Open design questions

These gate promotion from proposed to proven. Each needs an answer from the first integration.

  • Runner-host substrate. ARC on Kubernetes (if K8s is already in play) vs. scripted VMs with systemd (simpler, fewer moving parts, weaker at scale) vs. a managed runner service. First integration picks one and documents the trade-off.

  • Log-forwarding destination. Loki / CloudWatch / S3 / vendor product. Non-optional but not yet picked; blocks the silent-failure mitigation.

  • Action-type policy. What’s allowed in a scheduled workflow step? Options span a risk gradient:

    • Pre-registered playbooks only — narrow, safe, every job type manually added.
    • MCP tool invocations — broader, bounded by tool registration discipline.
    • Claude Code remote-agent runs — broadest leverage, highest risk.
    • Arbitrary shell steps — GitHub’s default, weakest containment.

    Pick an answer or establish tiered allow-lists by risk class.

  • Human-in-the-loop for high-risk schedules. Workflow-file changes go through standard PR review. Is that sufficient, or do production-touching / high-cadence schedules need additional approval to schedule (not just to execute)? Risk-tier labels on workflow files with matching branch-protection rules is a candidate answer.

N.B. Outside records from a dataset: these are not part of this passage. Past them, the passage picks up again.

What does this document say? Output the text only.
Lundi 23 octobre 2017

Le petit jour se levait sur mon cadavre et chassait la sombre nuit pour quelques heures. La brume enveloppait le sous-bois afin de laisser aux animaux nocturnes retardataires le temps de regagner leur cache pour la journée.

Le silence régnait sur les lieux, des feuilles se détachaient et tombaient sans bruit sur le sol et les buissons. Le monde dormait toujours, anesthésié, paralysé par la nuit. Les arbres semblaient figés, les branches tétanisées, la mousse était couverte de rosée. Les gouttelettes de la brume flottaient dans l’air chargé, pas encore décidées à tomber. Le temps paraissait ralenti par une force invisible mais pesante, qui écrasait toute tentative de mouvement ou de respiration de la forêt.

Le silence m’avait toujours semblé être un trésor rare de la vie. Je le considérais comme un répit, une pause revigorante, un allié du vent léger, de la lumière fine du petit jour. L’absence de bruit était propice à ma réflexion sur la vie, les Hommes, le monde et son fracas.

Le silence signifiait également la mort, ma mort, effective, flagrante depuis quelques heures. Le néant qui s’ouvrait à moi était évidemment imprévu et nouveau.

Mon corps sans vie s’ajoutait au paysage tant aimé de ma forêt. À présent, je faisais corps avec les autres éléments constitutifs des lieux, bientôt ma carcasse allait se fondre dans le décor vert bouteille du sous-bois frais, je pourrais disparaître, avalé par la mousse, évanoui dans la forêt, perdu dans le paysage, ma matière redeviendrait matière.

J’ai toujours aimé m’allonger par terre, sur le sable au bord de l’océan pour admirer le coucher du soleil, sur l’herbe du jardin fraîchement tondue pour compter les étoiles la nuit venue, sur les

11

  • Observability loop into signal-driven tasks. Scheduled jobs produce signal (scan results, test failures, metric alerts); that signal must feed PL5-signal-driven-tasks for the compounding loop to close. Direct MCP integration from the workflow? Filesystem drop + the Ingestion as PR recipe? Still unresolved.

  • Sweeper implementation. The Job-metadata-conventions architecture names the # expires: mechanism; the sweeper that processes it on each scheduler cadence is not yet written. A first-integration concern rather than a design-question, but noted here until there’s a reference implementation.

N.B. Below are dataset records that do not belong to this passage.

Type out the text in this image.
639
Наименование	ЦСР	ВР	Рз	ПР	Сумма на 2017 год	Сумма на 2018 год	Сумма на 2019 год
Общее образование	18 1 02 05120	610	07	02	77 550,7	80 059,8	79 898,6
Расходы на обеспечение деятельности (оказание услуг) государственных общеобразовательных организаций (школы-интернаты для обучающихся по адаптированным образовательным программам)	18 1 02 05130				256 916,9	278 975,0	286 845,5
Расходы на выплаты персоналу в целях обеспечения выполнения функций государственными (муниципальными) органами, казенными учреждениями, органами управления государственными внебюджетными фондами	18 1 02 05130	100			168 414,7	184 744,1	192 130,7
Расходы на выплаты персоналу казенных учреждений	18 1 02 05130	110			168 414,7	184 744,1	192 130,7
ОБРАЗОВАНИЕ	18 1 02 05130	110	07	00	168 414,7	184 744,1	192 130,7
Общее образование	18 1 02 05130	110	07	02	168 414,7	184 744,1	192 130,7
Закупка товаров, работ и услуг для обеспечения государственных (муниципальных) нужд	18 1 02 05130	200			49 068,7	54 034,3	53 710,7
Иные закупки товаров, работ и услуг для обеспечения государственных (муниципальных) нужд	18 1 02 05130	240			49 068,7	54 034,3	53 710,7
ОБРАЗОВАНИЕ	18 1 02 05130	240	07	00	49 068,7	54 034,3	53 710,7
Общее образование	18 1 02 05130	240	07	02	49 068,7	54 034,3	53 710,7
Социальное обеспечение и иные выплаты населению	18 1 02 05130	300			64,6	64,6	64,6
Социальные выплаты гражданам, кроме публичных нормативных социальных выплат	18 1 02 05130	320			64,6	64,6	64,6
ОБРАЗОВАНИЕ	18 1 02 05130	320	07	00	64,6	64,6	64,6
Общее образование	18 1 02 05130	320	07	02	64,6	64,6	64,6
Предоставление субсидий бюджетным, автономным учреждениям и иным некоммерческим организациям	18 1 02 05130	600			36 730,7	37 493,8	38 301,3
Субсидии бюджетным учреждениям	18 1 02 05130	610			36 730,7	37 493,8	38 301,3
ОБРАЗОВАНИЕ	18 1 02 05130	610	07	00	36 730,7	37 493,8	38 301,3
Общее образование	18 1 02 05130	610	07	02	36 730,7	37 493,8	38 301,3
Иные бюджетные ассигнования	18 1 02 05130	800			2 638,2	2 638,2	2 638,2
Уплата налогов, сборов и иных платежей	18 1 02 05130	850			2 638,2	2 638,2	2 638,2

  • Composes with: GitOps JIT privilege elevation — scheduled jobs requiring writes route through the elevation mechanism at fire time. The PR-shaped create_job operation composes naturally with branch-protection-based elevation gates on workflow-file additions.
  • Composes with: Bot-token credential tenancy — non-OIDC targets (third-party APIs, legacy systems) that need long-lived-ish credentials should use bot tokens scoped to the scheduler’s service identity, not user PATs.
  • Composes with: Indexed per-entry registry — workflow-run history is a corpus worth indexing; querying “what scheduled jobs have ever run against production” is the analytic value of treating runs as structured data.
  • Composes with: Ingestion as PR — signals produced by scheduled jobs (scan reports, test failures) ingested through the PR-shaped ingestion path close the loop back into PL5-signal-driven-tasks.
  • Prerequisite for: future recipes that depend on time-based execution — automated rubric re-scoring, periodic stakeholder-context sweeps, drift detection against design specs, periodic backup / migration validation. None of these recipes have been written yet; several are latent in the repo backlog.
  • Alternatives to: other scheduling substrates for workloads outside this recipe’s envelope — Temporal, Cloudflare Workers Cron, Durable Object alarms, pg_cron, APScheduler / BullMQ, AWS EventBridge Scheduler. None evaluated yet. Workloads that fall outside the boundary (sub-5-min cadence, tight-SLA timing, public repos with privileged secrets, non-GitHub VCS) need a separate substrate evaluation; see research/scheduler-substrate-github-actions.md for the boundary analysis that would anchor such a comparison. Also specifically rejected: claude.ai-hosted remote triggers — cannot reach the project’s local MCP tool surface, forcing a compromise between agent-invocability and boundary discipline that this recipe is designed to preserve.

References

  • GitHub Actions as scheduling substrate — full substrate evaluation: scheduling primitive, reliability, ephemeral runners, REST API surface, credential model, suitability envelope, negative findings.
  • GitHub Actions platform docs — primary-source extracts for schedule event, ephemeral runners, security hardening, REST API, usage limits.